L’arbol de vida mexicain raconte une histoire, tout comme celui qu’utilise Dina Scherrer dans le livre qu’elle lui consacre, qui vient de sortir chez Dunod (1). L’arbre de vie de Dina est un des supports de réflexion inspirés par les Approches narratives du regretté Michael White (1948-2008). Selon celui-ci, qui travailla sur la misère des Aborigènes, nous sommes propulsés ou au contraire ralentis, voire stérilisés, par les histoires que nous nous racontons sur nous-mêmes. Il arrive donc que ces histoires ne nous aident pas à trouver une place dans la société, à nous accomplir, à être heureux. C’est que les matériaux de ces récits sont parfois le reflet des préjugés négatifs que d’autres ont eus un jour sur nous et que nous avons intériorisés.

 

Nous vivons une époque d’exhibition de soi. Les milliards de « selfies » que véhiculent les réseaux sociaux en sont une des démonstrations. Mais la mise en scène de chacun par lui-même pourrait cacher une misère: celle d’une société dont le regard, me semble-t-il, est de plus en plus froid et sévère. Il semblerait par exemple que la « pauvrophobie » - pardonnez le néologisme - refasse son apparition, et qu’après avoir été empathiques, les Français, peut-être par sentiment d’impuissance, ou à se sentir eux-mêmes peu respectés, finissent par trouver encombrants les misères trop voyantes, les gens pas assez « performants » et les vilains petits canards. Alors, du mépris qu’exsude le regard de l’autre au mépris de soi-même, on le sait, le pas peut être vite franchi. S’il y a une misère particulièrement partagée dans nos sociétés, c’est peut-être celle-là.

 

De ce point de vue, l’arbre de vie tel que l’utilise Dina Scherrer, mérite bien son nom. Il est salvateur.
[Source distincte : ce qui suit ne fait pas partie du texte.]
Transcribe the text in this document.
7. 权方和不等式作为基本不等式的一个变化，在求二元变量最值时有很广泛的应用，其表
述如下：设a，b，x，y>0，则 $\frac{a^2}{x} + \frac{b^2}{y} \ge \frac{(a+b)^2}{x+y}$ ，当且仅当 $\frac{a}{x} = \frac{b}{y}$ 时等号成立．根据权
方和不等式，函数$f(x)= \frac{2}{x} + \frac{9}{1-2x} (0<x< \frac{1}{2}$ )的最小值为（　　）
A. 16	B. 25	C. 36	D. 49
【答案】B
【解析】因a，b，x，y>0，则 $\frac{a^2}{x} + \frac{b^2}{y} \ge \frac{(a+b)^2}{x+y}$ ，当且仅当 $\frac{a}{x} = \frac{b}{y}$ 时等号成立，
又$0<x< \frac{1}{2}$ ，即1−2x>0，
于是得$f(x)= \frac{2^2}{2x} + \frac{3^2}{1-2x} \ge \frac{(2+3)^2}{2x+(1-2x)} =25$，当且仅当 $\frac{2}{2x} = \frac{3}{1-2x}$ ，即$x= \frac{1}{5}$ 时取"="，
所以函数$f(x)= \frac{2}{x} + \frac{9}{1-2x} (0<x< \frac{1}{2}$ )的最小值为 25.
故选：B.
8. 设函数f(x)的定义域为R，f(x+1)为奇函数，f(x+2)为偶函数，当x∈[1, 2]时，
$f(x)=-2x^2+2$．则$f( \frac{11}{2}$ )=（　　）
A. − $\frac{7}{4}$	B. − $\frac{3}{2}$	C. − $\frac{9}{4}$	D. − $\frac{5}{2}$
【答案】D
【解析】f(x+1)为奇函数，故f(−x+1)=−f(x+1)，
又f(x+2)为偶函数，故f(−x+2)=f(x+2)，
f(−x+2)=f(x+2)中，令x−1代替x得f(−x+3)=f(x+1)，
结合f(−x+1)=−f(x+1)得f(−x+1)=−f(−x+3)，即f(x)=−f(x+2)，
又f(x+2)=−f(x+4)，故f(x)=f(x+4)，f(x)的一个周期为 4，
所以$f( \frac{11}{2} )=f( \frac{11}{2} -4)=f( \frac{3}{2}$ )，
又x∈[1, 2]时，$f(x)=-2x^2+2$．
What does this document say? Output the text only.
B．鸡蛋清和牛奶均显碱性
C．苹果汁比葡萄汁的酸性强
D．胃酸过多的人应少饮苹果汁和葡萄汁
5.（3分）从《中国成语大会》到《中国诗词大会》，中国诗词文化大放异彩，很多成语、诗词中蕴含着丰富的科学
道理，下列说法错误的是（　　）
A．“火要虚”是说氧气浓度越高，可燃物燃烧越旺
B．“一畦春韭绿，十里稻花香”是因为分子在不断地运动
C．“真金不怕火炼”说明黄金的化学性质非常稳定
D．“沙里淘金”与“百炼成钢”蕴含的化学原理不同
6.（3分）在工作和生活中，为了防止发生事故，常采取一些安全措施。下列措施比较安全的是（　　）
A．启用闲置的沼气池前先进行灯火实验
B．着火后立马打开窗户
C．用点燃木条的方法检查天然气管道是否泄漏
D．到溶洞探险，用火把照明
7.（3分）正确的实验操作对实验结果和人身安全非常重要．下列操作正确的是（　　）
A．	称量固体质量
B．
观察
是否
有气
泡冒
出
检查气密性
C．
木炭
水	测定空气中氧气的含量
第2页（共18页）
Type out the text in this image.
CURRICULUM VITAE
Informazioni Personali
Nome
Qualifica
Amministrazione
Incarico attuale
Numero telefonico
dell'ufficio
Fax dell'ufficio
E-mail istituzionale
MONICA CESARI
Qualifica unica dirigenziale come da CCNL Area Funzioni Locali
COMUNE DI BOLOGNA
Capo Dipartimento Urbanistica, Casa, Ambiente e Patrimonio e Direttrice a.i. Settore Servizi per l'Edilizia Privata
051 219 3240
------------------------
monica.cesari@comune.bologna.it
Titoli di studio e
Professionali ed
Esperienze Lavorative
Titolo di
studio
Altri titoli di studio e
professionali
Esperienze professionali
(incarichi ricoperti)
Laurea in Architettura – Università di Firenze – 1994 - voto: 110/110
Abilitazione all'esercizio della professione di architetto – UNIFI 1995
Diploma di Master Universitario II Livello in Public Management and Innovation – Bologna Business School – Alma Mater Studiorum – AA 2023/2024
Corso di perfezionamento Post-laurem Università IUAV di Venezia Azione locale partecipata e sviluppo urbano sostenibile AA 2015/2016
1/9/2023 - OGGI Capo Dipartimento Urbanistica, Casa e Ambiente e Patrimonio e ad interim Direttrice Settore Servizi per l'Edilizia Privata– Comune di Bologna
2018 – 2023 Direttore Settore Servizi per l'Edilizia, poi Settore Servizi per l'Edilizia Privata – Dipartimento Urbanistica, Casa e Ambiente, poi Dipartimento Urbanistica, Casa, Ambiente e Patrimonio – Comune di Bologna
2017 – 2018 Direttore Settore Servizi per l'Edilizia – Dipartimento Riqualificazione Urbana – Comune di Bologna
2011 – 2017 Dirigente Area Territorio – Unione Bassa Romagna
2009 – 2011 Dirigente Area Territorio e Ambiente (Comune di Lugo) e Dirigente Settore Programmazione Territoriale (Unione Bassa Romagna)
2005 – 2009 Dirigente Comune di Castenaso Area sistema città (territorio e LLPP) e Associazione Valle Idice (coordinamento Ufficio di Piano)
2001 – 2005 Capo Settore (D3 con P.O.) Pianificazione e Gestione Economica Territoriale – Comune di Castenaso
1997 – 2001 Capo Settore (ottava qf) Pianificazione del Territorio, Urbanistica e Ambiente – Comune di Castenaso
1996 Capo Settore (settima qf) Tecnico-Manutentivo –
Grâce aux métaphores dont on va revêtir le sol, les diverses parties de l’arbre et le ciel, il s’agit de rassembler nos forces, de nous libérer de nos récits malsains pour nous ré-approprier notre récit personnel, le potentiel dont nous avons été coupés. « Tout le monde aurait donc un potentiel personnel, même les riens ? » pourrait persifler un sceptique, avec cet accent de sarcasme que l’on connaît depuis des siècles. « Oui » répond Dina, l’habituée des collèges de banlieue, avec la sérénité d’une foi paisible que rien n’entamera. « Oui, tout le monde a un potentiel ». Cela fait du bien à entendre.


(1) Dina Scherrer, Accompagner avec l’Arbre de Vie, Dunod, 2018. Préface de Pierre Blanc-Sahnoun à qui j'ai emprunté le titre de cet article.